Originally the NWM Police was established at Fort McLeod in 1874. Its main purpose was to protect the early settlers as well as to quell the whiskey trade which was playing havoc with the Indians in Southern Alberta.
Chanler's first posting was to the Saddle Lake district in 1904. There he purchased a quarter section of land (NW 16-54-20-4) and soon built a shack on it that served both as his sleeping quarters and as an office to conduct his policing duties from. Chanler patrolled the area between Saddle Lake and Onion Lake on horseback for a number of years, often stopping at the telegraph station at Mooswa (now Lindbergh), to send telegrams to his head office in Regina, Saskatchewan.
An early tax receipt shows Chanler paid the sum of $2 taxes for his quarter section of land in 1904. It was paid to the Government of the North West Territories in Regina. The following year, Alberta became a province (1905).
Chanler retired from the force after a few years and carried on with his farming operation in the Saddle Lake district. With the outbreak of World War I in 1914, Robert Chanler re-enlisted in the Royal North West Mounted Police and brushed up on his training at the Regina Training School. Upon completion of his training he again was posted to the territory he had previously patrolled when he first joined the Force. His regimental number was 2791. He stayed with the RNWM Police until the war ended and then retired again. While he was with the force he attained the rank of Corporal.

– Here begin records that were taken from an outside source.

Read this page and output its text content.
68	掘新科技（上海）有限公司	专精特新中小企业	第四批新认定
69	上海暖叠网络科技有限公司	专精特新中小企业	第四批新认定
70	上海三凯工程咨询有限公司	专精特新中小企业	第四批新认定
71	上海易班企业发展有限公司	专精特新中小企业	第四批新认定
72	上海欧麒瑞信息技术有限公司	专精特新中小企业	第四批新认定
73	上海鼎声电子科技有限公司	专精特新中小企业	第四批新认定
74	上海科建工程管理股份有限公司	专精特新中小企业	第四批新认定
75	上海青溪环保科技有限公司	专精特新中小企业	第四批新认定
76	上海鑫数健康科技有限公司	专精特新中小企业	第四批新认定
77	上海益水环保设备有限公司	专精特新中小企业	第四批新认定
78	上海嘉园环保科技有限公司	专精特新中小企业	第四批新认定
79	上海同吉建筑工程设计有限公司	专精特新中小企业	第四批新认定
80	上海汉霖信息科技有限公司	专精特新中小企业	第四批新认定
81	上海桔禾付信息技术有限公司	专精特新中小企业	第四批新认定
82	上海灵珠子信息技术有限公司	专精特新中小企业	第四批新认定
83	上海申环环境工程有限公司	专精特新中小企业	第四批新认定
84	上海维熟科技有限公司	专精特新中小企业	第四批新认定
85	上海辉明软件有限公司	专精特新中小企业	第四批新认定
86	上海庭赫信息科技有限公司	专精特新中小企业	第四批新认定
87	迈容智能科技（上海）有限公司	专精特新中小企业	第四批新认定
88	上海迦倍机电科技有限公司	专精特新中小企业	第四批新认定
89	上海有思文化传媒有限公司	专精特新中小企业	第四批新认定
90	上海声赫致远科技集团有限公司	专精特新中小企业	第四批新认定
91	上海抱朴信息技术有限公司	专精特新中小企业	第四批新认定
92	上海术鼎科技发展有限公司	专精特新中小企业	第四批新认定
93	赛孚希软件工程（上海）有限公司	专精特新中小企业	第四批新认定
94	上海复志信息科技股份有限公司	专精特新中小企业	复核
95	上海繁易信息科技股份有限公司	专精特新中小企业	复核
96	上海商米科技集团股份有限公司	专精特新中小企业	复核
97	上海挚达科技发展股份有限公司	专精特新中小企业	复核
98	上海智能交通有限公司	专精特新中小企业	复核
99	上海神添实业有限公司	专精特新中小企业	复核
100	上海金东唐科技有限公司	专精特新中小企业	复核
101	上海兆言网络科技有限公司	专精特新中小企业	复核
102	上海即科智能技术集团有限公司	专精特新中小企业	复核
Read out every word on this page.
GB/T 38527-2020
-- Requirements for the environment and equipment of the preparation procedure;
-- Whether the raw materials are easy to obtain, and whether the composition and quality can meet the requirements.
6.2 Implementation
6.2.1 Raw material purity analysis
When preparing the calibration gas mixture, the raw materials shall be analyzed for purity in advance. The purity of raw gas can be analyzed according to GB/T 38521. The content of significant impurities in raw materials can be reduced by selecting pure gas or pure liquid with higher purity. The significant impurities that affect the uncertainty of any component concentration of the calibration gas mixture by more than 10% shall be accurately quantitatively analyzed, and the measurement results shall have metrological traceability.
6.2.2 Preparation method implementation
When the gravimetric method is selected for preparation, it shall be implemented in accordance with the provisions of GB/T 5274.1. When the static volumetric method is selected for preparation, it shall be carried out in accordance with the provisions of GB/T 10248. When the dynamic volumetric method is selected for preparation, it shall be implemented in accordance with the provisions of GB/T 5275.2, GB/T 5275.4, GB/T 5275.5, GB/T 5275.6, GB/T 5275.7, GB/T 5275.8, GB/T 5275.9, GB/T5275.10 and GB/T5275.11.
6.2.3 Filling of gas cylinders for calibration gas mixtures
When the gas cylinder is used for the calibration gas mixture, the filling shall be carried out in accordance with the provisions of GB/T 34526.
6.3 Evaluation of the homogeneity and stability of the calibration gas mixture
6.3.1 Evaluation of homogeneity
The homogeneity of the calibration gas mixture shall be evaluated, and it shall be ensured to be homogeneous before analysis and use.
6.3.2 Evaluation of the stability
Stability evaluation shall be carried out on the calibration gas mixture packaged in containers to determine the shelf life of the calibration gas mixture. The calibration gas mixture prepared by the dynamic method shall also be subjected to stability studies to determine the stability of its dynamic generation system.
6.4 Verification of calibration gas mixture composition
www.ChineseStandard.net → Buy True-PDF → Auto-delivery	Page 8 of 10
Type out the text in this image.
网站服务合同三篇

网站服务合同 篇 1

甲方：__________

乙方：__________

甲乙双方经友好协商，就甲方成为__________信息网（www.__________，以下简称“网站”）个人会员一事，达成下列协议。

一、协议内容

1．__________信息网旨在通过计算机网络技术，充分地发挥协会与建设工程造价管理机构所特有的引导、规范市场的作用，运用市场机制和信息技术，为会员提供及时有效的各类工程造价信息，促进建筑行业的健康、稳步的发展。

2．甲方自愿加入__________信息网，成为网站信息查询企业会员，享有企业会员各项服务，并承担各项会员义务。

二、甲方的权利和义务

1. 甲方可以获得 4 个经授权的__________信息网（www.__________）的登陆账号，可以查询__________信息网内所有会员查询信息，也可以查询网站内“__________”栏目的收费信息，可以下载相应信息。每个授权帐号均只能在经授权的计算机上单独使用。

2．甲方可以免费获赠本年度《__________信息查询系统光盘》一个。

Chanter later sold his land in the Saddle Lake district and bought land in the Mooswa district (now Lindbergh), where he resumed farming on a small scale. His main interest was in dairy cattle and he soon was able to build up a fine herd of cows. He sold first grade cream to the Elk Point Creamery for many years. He kept cream fresh by storing it in a deep cool well until it could be delivered to Elk Point. Chanler lived on the quarter section of land that Don Lorenson now lives on (NW-24-56-5-W4). Over his gate he had a large sign erected which read "Coyote's Rest." For some unknown reason, he had no love for a coyote and whenever one passed near his farm he laid it to rest. He was an exceptionally good shot with his Winchester rifle and seldom did he miss his target.
"Bob," as he was known to everyone who knew him, was a likeable, well respected man who could relate many interesting stories, especially of his experiences while with the Royal North West Mounted Police. He kept a weather diary for over 50 years and seldom did he miss a day in recording weather conditions. Robert Chanler remained quite active until his death in 1956 at the age of 79 years. He was buried in the Lindbergh Cemetery.
Chanter played an active part in the Lindbergh district as well as the area in which he served, the area between Saddle Lake and Onion Lake during the pioneer years. He was very much a part of our past history.